A total of 26 clinically diagnosed adult patients, with active untreated lepromatous leprosy, with a Bacteriological Index of 4+ or more, were admitted to the hospital of the Central Leprosy Teaching and Research institute, Chengalpattu, India, between 1989 and 1991. After prescribed investigations, the patients were randomly allocated in groups of 3 to 3 treatment regimens, namely: 1, clofazimine 50 mg daily and 300 mg once in 4 weeks + dapsone 100 mg daily (AA); 2, (AA)+ofloxacin 400 mg daily (BB); and 3, (AA)+ofloxacin 800 mg daily (CC). The drugs were administered for 56 days continuously under supervision. Sequential biopsy results on day 0, 7, 14, 28 and 56 in normal mouse footpad revealed no growth by day 28 and 56 in all patients treated with CC and BB regimens, respectively. Calculation of the proportion of viable Mycobacterium leprae through analysis of median infectious dose (ID50) showed significant differences on day 7 in the percentage of kill between the ofloxacin-containing regimens and the other.
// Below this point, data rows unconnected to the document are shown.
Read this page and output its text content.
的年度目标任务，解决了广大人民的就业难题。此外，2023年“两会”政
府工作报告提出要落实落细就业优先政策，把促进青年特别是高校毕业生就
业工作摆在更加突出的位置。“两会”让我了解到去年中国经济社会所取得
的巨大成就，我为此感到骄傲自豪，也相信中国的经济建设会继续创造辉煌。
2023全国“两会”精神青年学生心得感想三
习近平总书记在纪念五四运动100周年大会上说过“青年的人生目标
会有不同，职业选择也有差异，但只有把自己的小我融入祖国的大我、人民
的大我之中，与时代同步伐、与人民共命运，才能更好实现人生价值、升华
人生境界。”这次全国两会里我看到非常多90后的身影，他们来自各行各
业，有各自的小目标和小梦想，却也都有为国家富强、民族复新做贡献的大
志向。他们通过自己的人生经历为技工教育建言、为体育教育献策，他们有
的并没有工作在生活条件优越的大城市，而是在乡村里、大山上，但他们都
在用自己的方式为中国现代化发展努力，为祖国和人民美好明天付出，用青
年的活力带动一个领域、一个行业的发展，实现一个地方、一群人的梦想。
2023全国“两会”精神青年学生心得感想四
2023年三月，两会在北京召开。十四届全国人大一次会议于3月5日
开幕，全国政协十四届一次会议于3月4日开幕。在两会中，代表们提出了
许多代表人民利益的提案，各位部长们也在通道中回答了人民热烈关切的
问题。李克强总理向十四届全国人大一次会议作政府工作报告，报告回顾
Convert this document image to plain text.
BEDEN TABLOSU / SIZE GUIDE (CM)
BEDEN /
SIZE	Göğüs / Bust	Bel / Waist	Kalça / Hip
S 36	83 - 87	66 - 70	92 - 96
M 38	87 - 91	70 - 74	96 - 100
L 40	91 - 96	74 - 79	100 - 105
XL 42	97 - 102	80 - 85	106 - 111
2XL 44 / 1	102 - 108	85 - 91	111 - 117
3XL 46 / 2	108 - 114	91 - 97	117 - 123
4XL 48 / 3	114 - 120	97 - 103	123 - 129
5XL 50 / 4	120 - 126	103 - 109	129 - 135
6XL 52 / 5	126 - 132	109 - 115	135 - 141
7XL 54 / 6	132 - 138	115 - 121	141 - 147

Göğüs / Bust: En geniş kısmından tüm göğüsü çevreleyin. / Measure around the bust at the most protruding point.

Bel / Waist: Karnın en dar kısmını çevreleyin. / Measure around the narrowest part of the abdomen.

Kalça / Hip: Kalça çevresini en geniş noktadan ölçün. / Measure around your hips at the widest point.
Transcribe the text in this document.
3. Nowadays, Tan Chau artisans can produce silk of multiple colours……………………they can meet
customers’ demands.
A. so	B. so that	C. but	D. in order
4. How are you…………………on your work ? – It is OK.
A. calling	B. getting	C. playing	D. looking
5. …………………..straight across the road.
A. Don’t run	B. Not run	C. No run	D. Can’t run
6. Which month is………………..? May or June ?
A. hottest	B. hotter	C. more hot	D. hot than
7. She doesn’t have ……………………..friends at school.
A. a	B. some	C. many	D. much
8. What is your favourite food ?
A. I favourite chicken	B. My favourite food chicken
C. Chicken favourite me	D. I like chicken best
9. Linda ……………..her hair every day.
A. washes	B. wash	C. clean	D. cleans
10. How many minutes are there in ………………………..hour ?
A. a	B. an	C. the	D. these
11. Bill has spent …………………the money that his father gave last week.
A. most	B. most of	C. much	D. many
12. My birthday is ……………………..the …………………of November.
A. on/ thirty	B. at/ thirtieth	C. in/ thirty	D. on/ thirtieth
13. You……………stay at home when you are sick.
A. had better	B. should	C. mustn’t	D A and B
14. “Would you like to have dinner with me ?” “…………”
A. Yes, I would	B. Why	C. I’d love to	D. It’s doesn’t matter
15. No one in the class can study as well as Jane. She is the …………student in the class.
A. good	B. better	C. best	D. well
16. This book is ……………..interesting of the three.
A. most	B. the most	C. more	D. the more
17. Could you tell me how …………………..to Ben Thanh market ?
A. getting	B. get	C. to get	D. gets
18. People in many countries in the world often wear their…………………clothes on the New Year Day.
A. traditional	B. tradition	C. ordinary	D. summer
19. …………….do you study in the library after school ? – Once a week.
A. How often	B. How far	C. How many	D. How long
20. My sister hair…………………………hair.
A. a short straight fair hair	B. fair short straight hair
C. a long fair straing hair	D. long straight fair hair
Moderate to marked clinical improvement has been observed in a significantly higher proportion of patients treated with ofloxacin-containing regimens. All the 3 regimens were well tolerated. No severe complications or side-effects to the drugs were noticed with any of the regimens that required any suspension of treatment or the administration of steroids. Addition of ofloxacin to the standard WHO recommended MDT regimen for multibacillary patients may reduce the present duration of therapy. Ofloxacin may also be considered as an alternative drug in rifampicin-resistant cases or where rifampicin is contraindicated.